Stefani masih belum juga membalas Whatsappku sampai sekarang. Biasanya dia tidak akan betah berlama-lama tanpa memberiku kabar. Namun, kali ini dia benar-benar diam seribu bahasa. Teleponku pun di-reject. Sudah pasti dia benar-benar marah besar. Aku tak tahu bagaimana aku harus menebus kesalahanku. Sementara itu, Rina juga menghubungiku. Dia menanyakan bagaimana hubunganku dengan Stefani. Aku belum membalas Whatsapp darinya. Kepalaku pusing dan aku tak bisa berpikir. Dalam kegalauanku, akhirnya kuputuskan untuk mencoba meneleponnya sekali lagi. Ini sudah yang kelima dalam hari ini.

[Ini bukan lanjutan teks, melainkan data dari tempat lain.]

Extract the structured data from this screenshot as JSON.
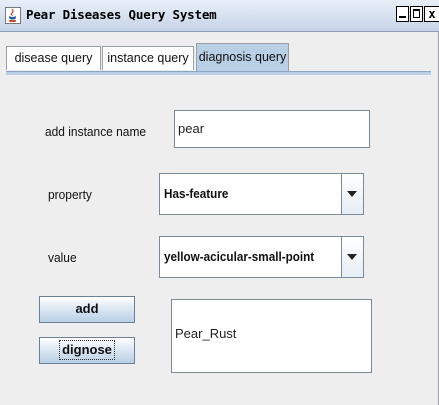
{
  "window": {
    "title": "Pear Diseases Query System",
    "buttons": {
      "minimize": "_",
      "maximize": "□",
      "close": "x"
    }
  },
  "tabs": [
    {
      "label": "disease query",
      "selected": false
    },
    {
      "label": "instance query",
      "selected": false
    },
    {
      "label": "diagnosis query",
      "selected": true
    }
  ],
  "form": {
    "instance_name_label": "add instance name",
    "instance_name_value": "pear",
    "property_label": "property",
    "property_value": "Has-feature",
    "value_label": "value",
    "value_value": "yellow-acicular-small-point",
    "add_button": "add",
    "diagnose_button": "dignose",
    "result_value": "Pear_Rust"
  },
  "colors": {
    "selected_tab": "#b8cfe5",
    "window_bg": "#eeeeee",
    "titlebar": "#c6d4e8"
  },
  "icons": {
    "app": "java-cup-icon",
    "dropdown": "chevron-down-icon"
  }
}
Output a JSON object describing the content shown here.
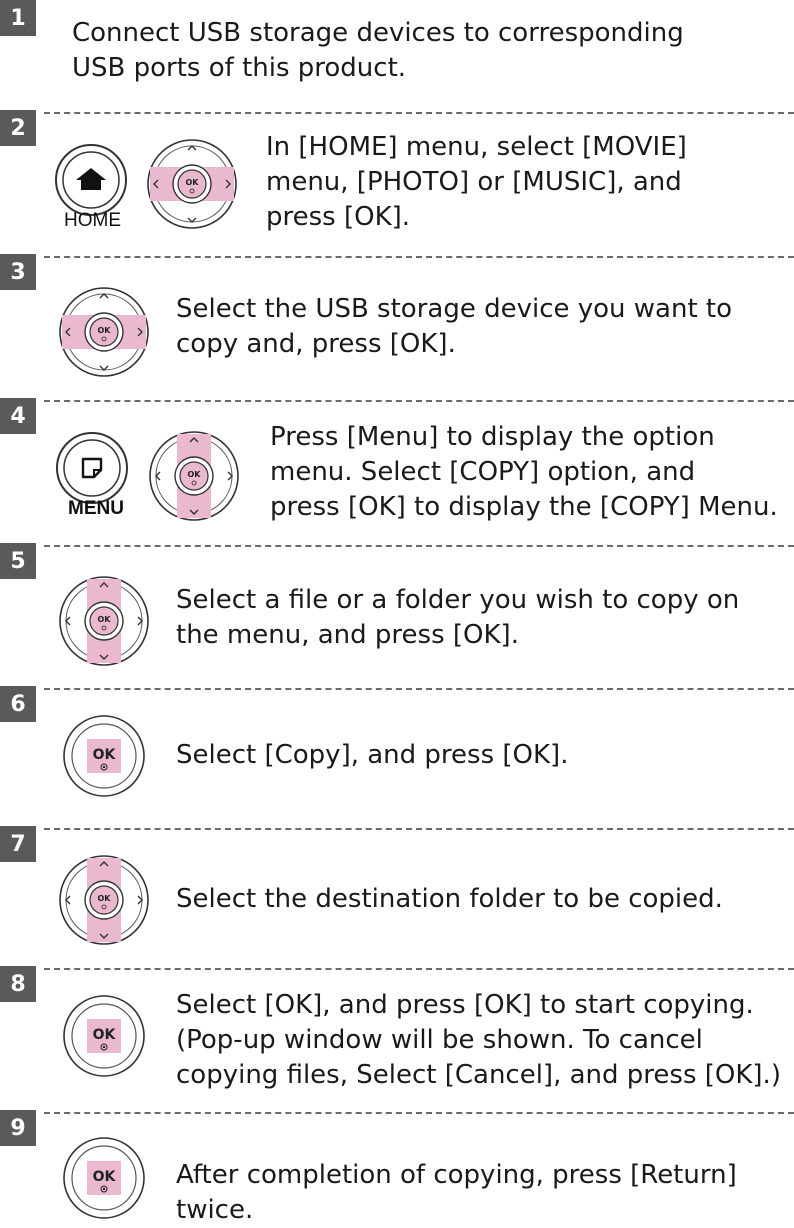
{
  "steps": [
    {
      "number": "1",
      "lines": [
        "Connect USB storage devices to corresponding",
        "USB ports of this product."
      ]
    },
    {
      "number": "2",
      "lines": [
        "In [HOME] menu, select [MOVIE]",
        "menu, [PHOTO] or [MUSIC], and",
        "press [OK]."
      ],
      "button_label": "HOME"
    },
    {
      "number": "3",
      "lines": [
        "Select the USB storage device you want to",
        "copy and, press [OK]."
      ]
    },
    {
      "number": "4",
      "lines": [
        "Press [Menu] to display the option",
        "menu. Select [COPY] option, and",
        "press [OK] to display the [COPY] Menu."
      ],
      "button_label": "MENU"
    },
    {
      "number": "5",
      "lines": [
        "Select a file or a folder you wish to copy on",
        "the menu, and press [OK]."
      ]
    },
    {
      "number": "6",
      "lines": [
        "Select [Copy], and press [OK]."
      ]
    },
    {
      "number": "7",
      "lines": [
        "Select the destination folder to be copied."
      ]
    },
    {
      "number": "8",
      "lines": [
        "Select [OK], and press [OK] to start copying.",
        "(Pop-up window will be shown. To cancel",
        "copying files, Select [Cancel], and press [OK].)"
      ]
    },
    {
      "number": "9",
      "lines": [
        "After completion of copying, press [Return] twice."
      ]
    }
  ],
  "ok_label": "OK",
  "colors": {
    "highlight": "#eab9cf",
    "step_badge": "#5a5a5a",
    "dash": "#6a6a6a"
  },
  "icons": [
    "home-icon",
    "menu-icon",
    "ok-button-icon",
    "navigation-pad-icon"
  ]
}
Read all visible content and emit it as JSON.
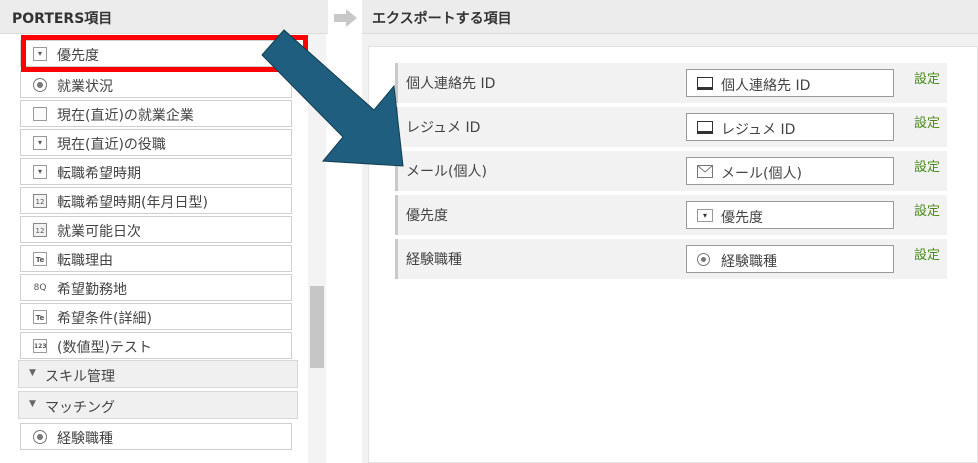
{
  "left_panel": {
    "title": "PORTERS項目",
    "items": [
      {
        "label": "優先度",
        "icon": "dropdown-icon"
      },
      {
        "label": "就業状況",
        "icon": "radio-icon"
      },
      {
        "label": "現在(直近)の就業企業",
        "icon": "document-icon"
      },
      {
        "label": "現在(直近)の役職",
        "icon": "dropdown-icon"
      },
      {
        "label": "転職希望時期",
        "icon": "dropdown-icon"
      },
      {
        "label": "転職希望時期(年月日型)",
        "icon": "calendar-icon"
      },
      {
        "label": "就業可能日次",
        "icon": "calendar-icon"
      },
      {
        "label": "転職理由",
        "icon": "textarea-icon"
      },
      {
        "label": "希望勤務地",
        "icon": "location-icon"
      },
      {
        "label": "希望条件(詳細)",
        "icon": "textarea-icon"
      },
      {
        "label": "(数値型)テスト",
        "icon": "number-icon"
      }
    ],
    "groups": [
      {
        "label": "スキル管理"
      },
      {
        "label": "マッチング"
      }
    ],
    "sub_items": [
      {
        "label": "経験職種",
        "icon": "radio-icon"
      }
    ]
  },
  "right_panel": {
    "title": "エクスポートする項目",
    "rows": [
      {
        "name": "個人連絡先 ID",
        "value": "個人連絡先 ID",
        "icon": "monitor-icon",
        "setting": "設定"
      },
      {
        "name": "レジュメ ID",
        "value": "レジュメ ID",
        "icon": "monitor-icon",
        "setting": "設定"
      },
      {
        "name": "メール(個人)",
        "value": "メール(個人)",
        "icon": "mail-icon",
        "setting": "設定"
      },
      {
        "name": "優先度",
        "value": "優先度",
        "icon": "dropdown-icon",
        "setting": "設定"
      },
      {
        "name": "経験職種",
        "value": "経験職種",
        "icon": "radio-icon",
        "setting": "設定"
      }
    ]
  },
  "icons": {
    "dropdown": "▾",
    "calendar": "12",
    "textarea": "Te",
    "number": "123",
    "location": "8Q"
  },
  "colors": {
    "highlight": "#ff0000",
    "arrow": "#1f5e7e",
    "setting_link": "#4a8a1a"
  }
}
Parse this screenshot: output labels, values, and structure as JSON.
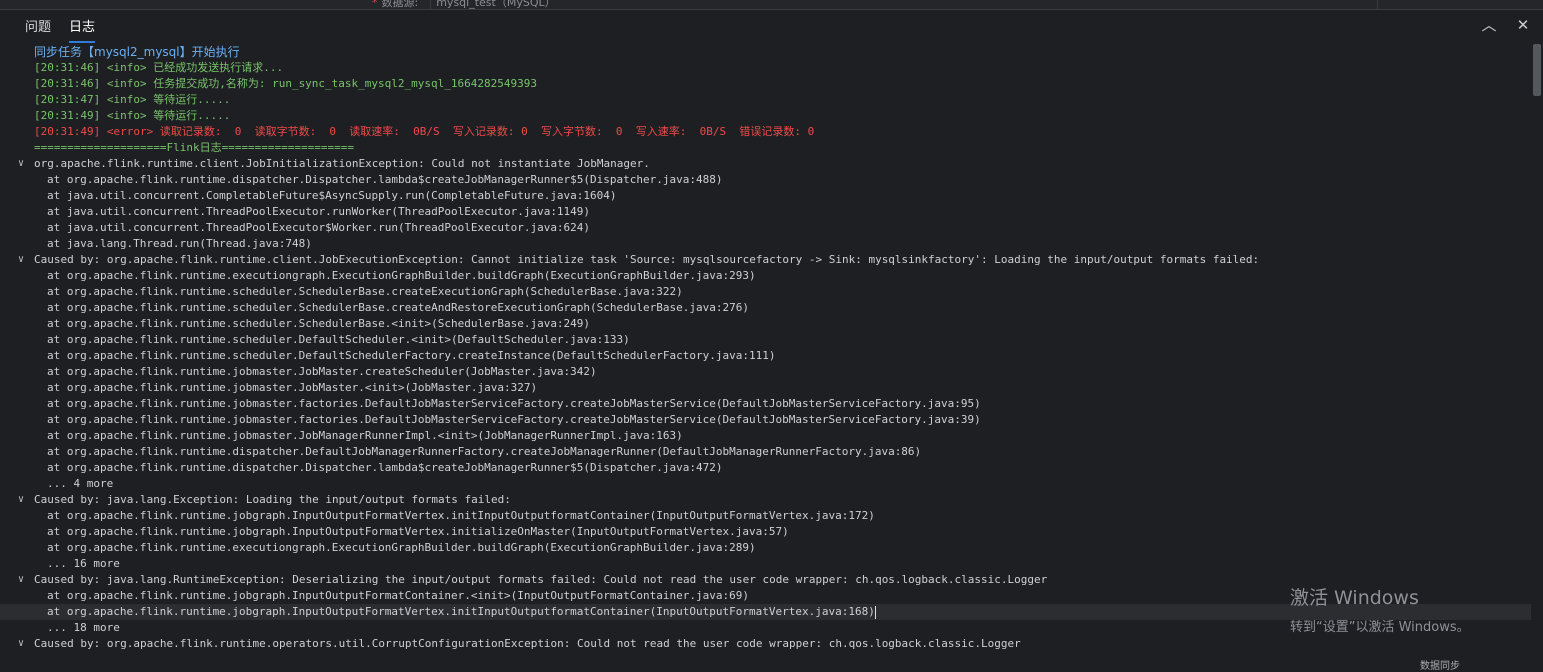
{
  "topbar": {
    "datasource_label": "数据源:",
    "datasource_value": "mysql_test（MySQL）"
  },
  "tabs": [
    {
      "label": "问题",
      "active": false
    },
    {
      "label": "日志",
      "active": true
    }
  ],
  "controls": {
    "collapse": "︿",
    "close": "✕"
  },
  "log": {
    "header": "同步任务【mysql2_mysql】开始执行",
    "info_lines": [
      "[20:31:46] <info> 已经成功发送执行请求...",
      "[20:31:46] <info> 任务提交成功,名称为: run_sync_task_mysql2_mysql_1664282549393",
      "[20:31:47] <info> 等待运行.....",
      "[20:31:49] <info> 等待运行....."
    ],
    "error_line": "[20:31:49] <error> 读取记录数:  0  读取字节数:  0  读取速率:  0B/S  写入记录数: 0  写入字节数:  0  写入速率:  0B/S  错误记录数: 0",
    "separator": "====================Flink日志====================",
    "blocks": [
      {
        "title": "org.apache.flink.runtime.client.JobInitializationException: Could not instantiate JobManager.",
        "frames": [
          "at org.apache.flink.runtime.dispatcher.Dispatcher.lambda$createJobManagerRunner$5(Dispatcher.java:488)",
          "at java.util.concurrent.CompletableFuture$AsyncSupply.run(CompletableFuture.java:1604)",
          "at java.util.concurrent.ThreadPoolExecutor.runWorker(ThreadPoolExecutor.java:1149)",
          "at java.util.concurrent.ThreadPoolExecutor$Worker.run(ThreadPoolExecutor.java:624)",
          "at java.lang.Thread.run(Thread.java:748)"
        ],
        "more": ""
      },
      {
        "title": "Caused by: org.apache.flink.runtime.client.JobExecutionException: Cannot initialize task 'Source: mysqlsourcefactory -> Sink: mysqlsinkfactory': Loading the input/output formats failed:",
        "frames": [
          "at org.apache.flink.runtime.executiongraph.ExecutionGraphBuilder.buildGraph(ExecutionGraphBuilder.java:293)",
          "at org.apache.flink.runtime.scheduler.SchedulerBase.createExecutionGraph(SchedulerBase.java:322)",
          "at org.apache.flink.runtime.scheduler.SchedulerBase.createAndRestoreExecutionGraph(SchedulerBase.java:276)",
          "at org.apache.flink.runtime.scheduler.SchedulerBase.<init>(SchedulerBase.java:249)",
          "at org.apache.flink.runtime.scheduler.DefaultScheduler.<init>(DefaultScheduler.java:133)",
          "at org.apache.flink.runtime.scheduler.DefaultSchedulerFactory.createInstance(DefaultSchedulerFactory.java:111)",
          "at org.apache.flink.runtime.jobmaster.JobMaster.createScheduler(JobMaster.java:342)",
          "at org.apache.flink.runtime.jobmaster.JobMaster.<init>(JobMaster.java:327)",
          "at org.apache.flink.runtime.jobmaster.factories.DefaultJobMasterServiceFactory.createJobMasterService(DefaultJobMasterServiceFactory.java:95)",
          "at org.apache.flink.runtime.jobmaster.factories.DefaultJobMasterServiceFactory.createJobMasterService(DefaultJobMasterServiceFactory.java:39)",
          "at org.apache.flink.runtime.jobmaster.JobManagerRunnerImpl.<init>(JobManagerRunnerImpl.java:163)",
          "at org.apache.flink.runtime.dispatcher.DefaultJobManagerRunnerFactory.createJobManagerRunner(DefaultJobManagerRunnerFactory.java:86)",
          "at org.apache.flink.runtime.dispatcher.Dispatcher.lambda$createJobManagerRunner$5(Dispatcher.java:472)"
        ],
        "more": "... 4 more"
      },
      {
        "title": "Caused by: java.lang.Exception: Loading the input/output formats failed:",
        "frames": [
          "at org.apache.flink.runtime.jobgraph.InputOutputFormatVertex.initInputOutputformatContainer(InputOutputFormatVertex.java:172)",
          "at org.apache.flink.runtime.jobgraph.InputOutputFormatVertex.initializeOnMaster(InputOutputFormatVertex.java:57)",
          "at org.apache.flink.runtime.executiongraph.ExecutionGraphBuilder.buildGraph(ExecutionGraphBuilder.java:289)"
        ],
        "more": "... 16 more"
      },
      {
        "title": "Caused by: java.lang.RuntimeException: Deserializing the input/output formats failed: Could not read the user code wrapper: ch.qos.logback.classic.Logger",
        "frames": [
          "at org.apache.flink.runtime.jobgraph.InputOutputFormatContainer.<init>(InputOutputFormatContainer.java:69)",
          "at org.apache.flink.runtime.jobgraph.InputOutputFormatVertex.initInputOutputformatContainer(InputOutputFormatVertex.java:168)"
        ],
        "more": "... 18 more"
      },
      {
        "title": "Caused by: org.apache.flink.runtime.operators.util.CorruptConfigurationException: Could not read the user code wrapper: ch.qos.logback.classic.Logger",
        "frames": [],
        "more": ""
      }
    ]
  },
  "watermark": {
    "title": "激活 Windows",
    "subtitle": "转到“设置”以激活 Windows。"
  },
  "statusbar": {
    "text": "数据同步"
  },
  "colors": {
    "background": "#1e1f22",
    "info": "#79c36c",
    "error": "#ef4a4a",
    "header": "#6ab0f3",
    "accent": "#2f7bd8"
  }
}
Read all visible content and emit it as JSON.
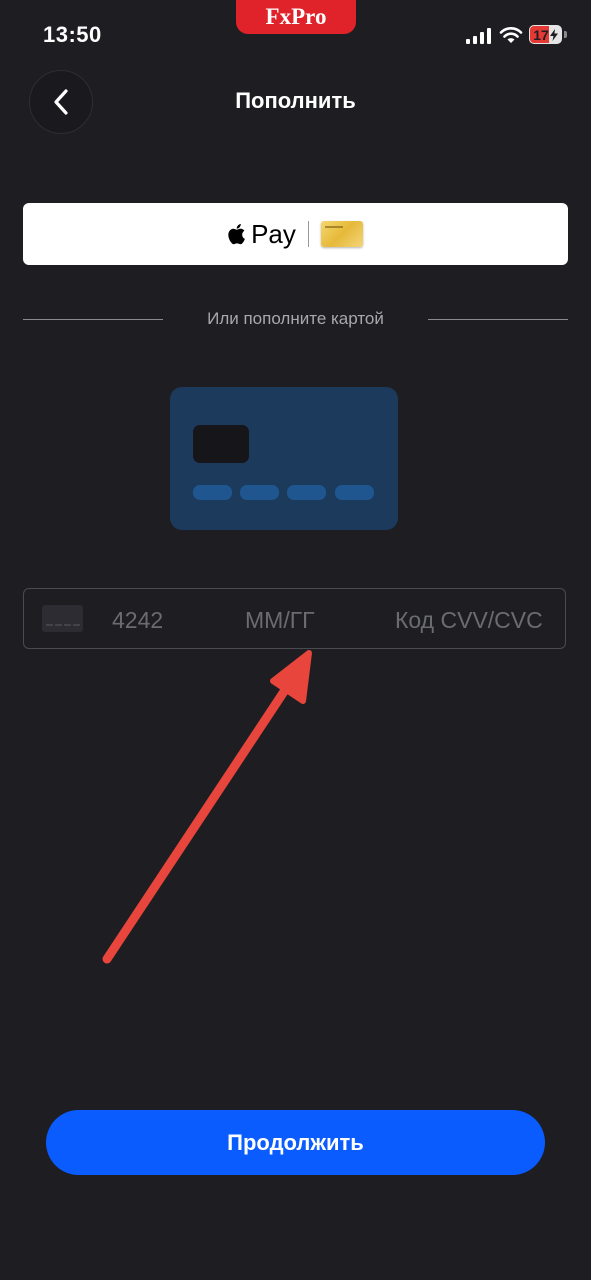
{
  "status_bar": {
    "time": "13:50",
    "battery": "17",
    "brand": "FxPro"
  },
  "header": {
    "title": "Пополнить",
    "back_icon": "chevron-left-icon"
  },
  "apple_pay": {
    "label": "Pay",
    "icon": "apple-icon"
  },
  "divider": {
    "text": "Или пополните картой"
  },
  "card_input": {
    "number_placeholder": "4242",
    "expiry_placeholder": "ММ/ГГ",
    "cvv_placeholder": "Код CVV/CVC"
  },
  "continue_button": {
    "label": "Продолжить"
  },
  "colors": {
    "background": "#1e1d22",
    "accent": "#0b5cff",
    "brand": "#e0232a",
    "annotation_arrow": "#e8453c"
  }
}
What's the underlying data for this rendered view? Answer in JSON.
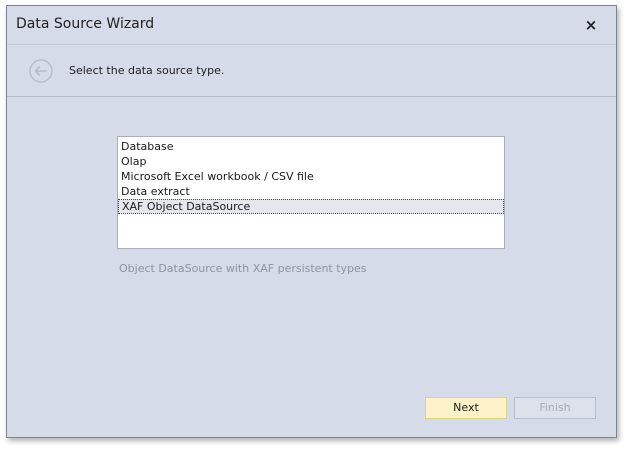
{
  "window": {
    "title": "Data Source Wizard",
    "close_glyph": "×"
  },
  "header": {
    "back_icon": "back-arrow-circle-icon",
    "instruction": "Select the data source type."
  },
  "list": {
    "items": [
      {
        "label": "Database",
        "selected": false
      },
      {
        "label": "Olap",
        "selected": false
      },
      {
        "label": "Microsoft Excel workbook / CSV file",
        "selected": false
      },
      {
        "label": "Data extract",
        "selected": false
      },
      {
        "label": "XAF Object DataSource",
        "selected": true
      }
    ]
  },
  "description": "Object DataSource with XAF persistent types",
  "buttons": {
    "next_label": "Next",
    "finish_label": "Finish"
  },
  "colors": {
    "window_background": "#d6dbe9",
    "next_button_background": "#fdf1c7",
    "disabled_text": "#a6abb6"
  }
}
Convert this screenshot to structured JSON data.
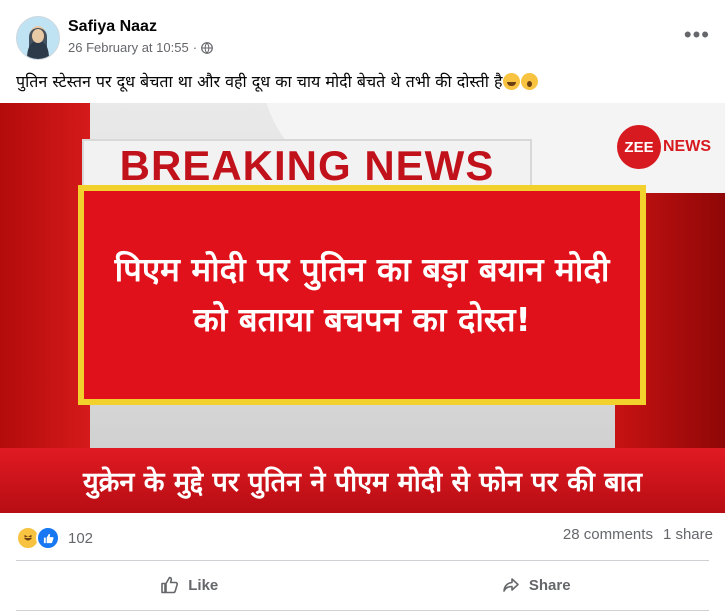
{
  "post": {
    "author": "Safiya Naaz",
    "date": "26 February at 10:55",
    "separator": "·",
    "text": "पुतिन स्टेस्तन पर दूध बेचता था और वही दूध का चाय मोदी बेचते थे तभी की दोस्ती है",
    "more_icon": "•••"
  },
  "image": {
    "logo_zee": "ZEE",
    "logo_news": "NEWS",
    "breaking": "BREAKING NEWS",
    "headline": "पिएम मोदी पर पुतिन का बड़ा बयान मोदी को बताया बचपन का दोस्त!",
    "ticker": "युक्रेन के मुद्दे पर पुतिन ने पीएम मोदी से फोन पर की बात"
  },
  "stats": {
    "reaction_count": "102",
    "comments": "28 comments",
    "shares": "1 share"
  },
  "actions": {
    "like": "Like",
    "share": "Share"
  },
  "colors": {
    "accent": "#1877f2",
    "zee_red": "#d71920",
    "headline_red": "#e0111a",
    "border_yellow": "#f3d12c"
  }
}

“Ayo, angkat, Stefani!” kataku pada diriku sendiri. Tanganku mengepal karena gemas, berharap keberuntungan kali ini memihakku. Dan, tanpa kusangka dia akhirnya menyerah dan mengangkat teleponku di dering-dering terakhir yang membuatku semakin putus asa.
“Halo?” Aku dapat merasakan suaranya yang penuh dengan kekesalan dan rasa malas untuk menanggapiku.
“Stef, kamu lagi apa?” Kupejamkan mataku sambil menanyakan basa-basi aneh ini. Diriku serasa kaku dan canggung menghadapinya. Seketika aku tak mengerti apa yang harus kukatakan. Semuanya terasa salah, bahkan ketika aku menanyakan pertanyaan basa-basi seperti ini yang biasanya hanya terdengar seperti orang kurang kerjaan.
Dari seberang sana dia mendengus mendengar pertanyaanku. “Udah jalan pulang. Kenapa?”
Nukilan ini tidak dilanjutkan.